Wipro triples board compensation, biggest rise among top 10 firms
The total compensation for the 10 companies rises 30.5% over the preceeding year
Mumbai: Wipro Ltd saw the highest increase in compensation of non-executive directors in the year ended 31 March among India’s top 10 companies by market value.
The total compensation for these 10 companies rose 30.5% over the preceeding year.
Wipro, the tenth largest company by market value as on 8 August, almost tripled the compensation of its non-executive directors, while Hindustan Unilever Ltd (HUL), the eighth largest, more than doubled its.
The increase at these two companies can be attributed to the higher commissionpaid to some of their non-executive directors, besides the appointment of additional directors.
Non-executive directors on Indian company boards are usually entitled to remuneration under two heads, sitting fees and commission.
Wipro’s board members earned a total of Rs.5.3 crore in 2013-14; HUL’s board earned Rs.1.25 crore during the year.
Wipro declined comment, and HUL did not respond to questions sent on Friday.

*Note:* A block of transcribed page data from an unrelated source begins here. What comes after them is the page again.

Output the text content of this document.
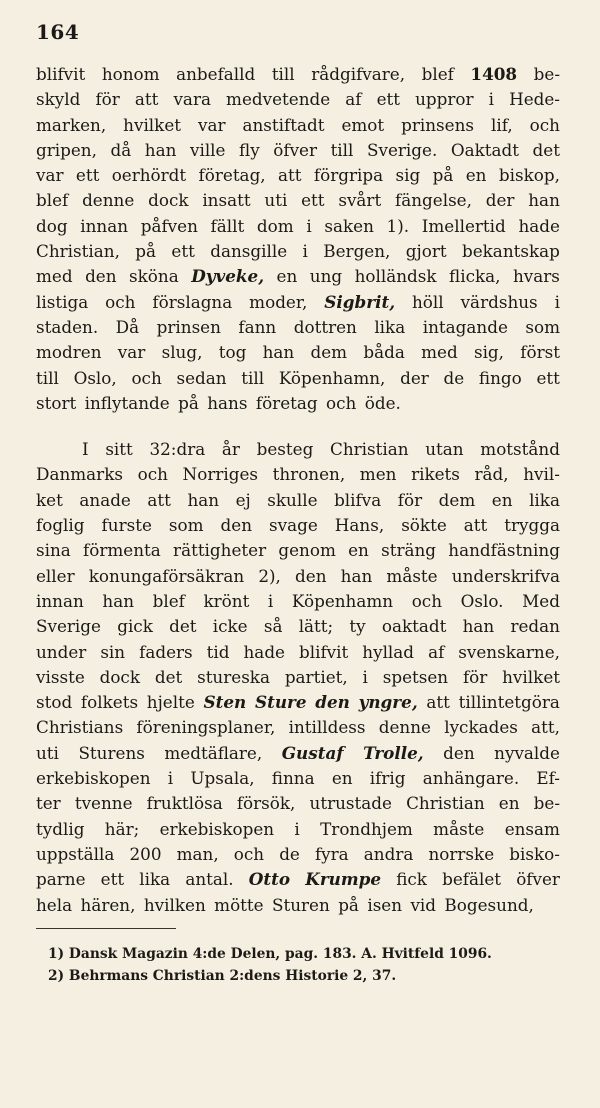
164
blifvit honom anbefalld till rådgifvare, blef 1408 be-
skyld för att vara medvetende af ett uppror i Hede-
marken, hvilket var anstiftadt emot prinsens lif, och
gripen, då han ville fly öfver till Sverige. Oaktadt det
var ett oerhördt företag, att förgripa sig på en biskop,
blef denne dock insatt uti ett svårt fängelse, der han
dog innan påfven fällt dom i saken 1). Imellertid hade
Christian, på ett dansgille i Bergen, gjort bekantskap
med den sköna Dyveke, en ung holländsk flicka, hvars
listiga och förslagna moder, Sigbrit, höll värdshus i
staden. Då prinsen fann dottren lika intagande som
modren var slug, tog han dem båda med sig, först
till Oslo, och sedan till Köpenhamn, der de fingo ett
stort inflytande på hans företag och öde.
I sitt 32:dra år besteg Christian utan motstånd
Danmarks och Norriges thronen, men rikets råd, hvil-
ket anade att han ej skulle blifva för dem en lika
foglig furste som den svage Hans, sökte att trygga
sina förmenta rättigheter genom en sträng handfästning
eller konungaförsäkran 2), den han måste underskrifva
innan han blef krönt i Köpenhamn och Oslo. Med
Sverige gick det icke så lätt; ty oaktadt han redan
under sin faders tid hade blifvit hyllad af svenskarne,
visste dock det stureska partiet, i spetsen för hvilket
stod folkets hjelte Sten Sture den yngre, att tillintetgöra
Christians föreningsplaner, intilldess denne lyckades att,
uti Sturens medtäflare, Gustaf Trolle, den nyvalde
erkebiskopen i Upsala, finna en ifrig anhängare. Ef-
ter tvenne fruktlösa försök, utrustade Christian en be-
tydlig här; erkebiskopen i Trondhjem måste ensam
uppställa 200 man, och de fyra andra norrske bisko-
parne ett lika antal. Otto Krumpe fick befälet öfver
hela hären, hvilken mötte Sturen på isen vid Bogesund,
1) Dansk Magazin 4:de Delen, pag. 183. A. Hvitfeld 1096.
2) Behrmans Christian 2:dens Historie 2, 37.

“Board compensation has been dismal for the longest time in India, and only now there is a trend of increasing compensation, given the increase in responsibility of the directors and the need for better governed boards,” said Nishchae Suri, partner and head of people and change, KPMG, a consultancy.
Directors in India were paid Rs.5,000 per sitting in the early nineties, which was increased to Rs.20,000 in 2003. It has not changed since then.
The new companies law has raised the upper limit of sitting fee—paid to the members to attend board meetings—to Rs.1 lakh per member per meeting. However, the law also makes independent directors criminally liable for the board’s lapses.
Tata Consultancy Services Ltd (TCS), India’s largest company by market value, continues to lead the crop of companies in terms of absolute compensation awarded to its board at Rs.17 crore. Its peer, Infosys Ltd, posted the lowest increase of 4% to Rs.8 crore among the top 10.
“Board compensation is benchmarked more with the profits earned by the company rather than its peers,” explains Anandorup Ghose, rewards consulting practice leader, Aon Hewitt India.
The payments of all these companies are well below the Companies Act mandate that board compensation should not exceed 1% of the net profit earned by the company.
Globally, companies compensate their board members $300,000-400,000 each (Rs.1.8-Rs.2.5 crore), and about 50% of that is through stocks, said Ghose.
The non-executive directors on the boards of the two companies were paid only sitting fees and were not awarded commission, as RBI norms prevent banks from giving commission to board members.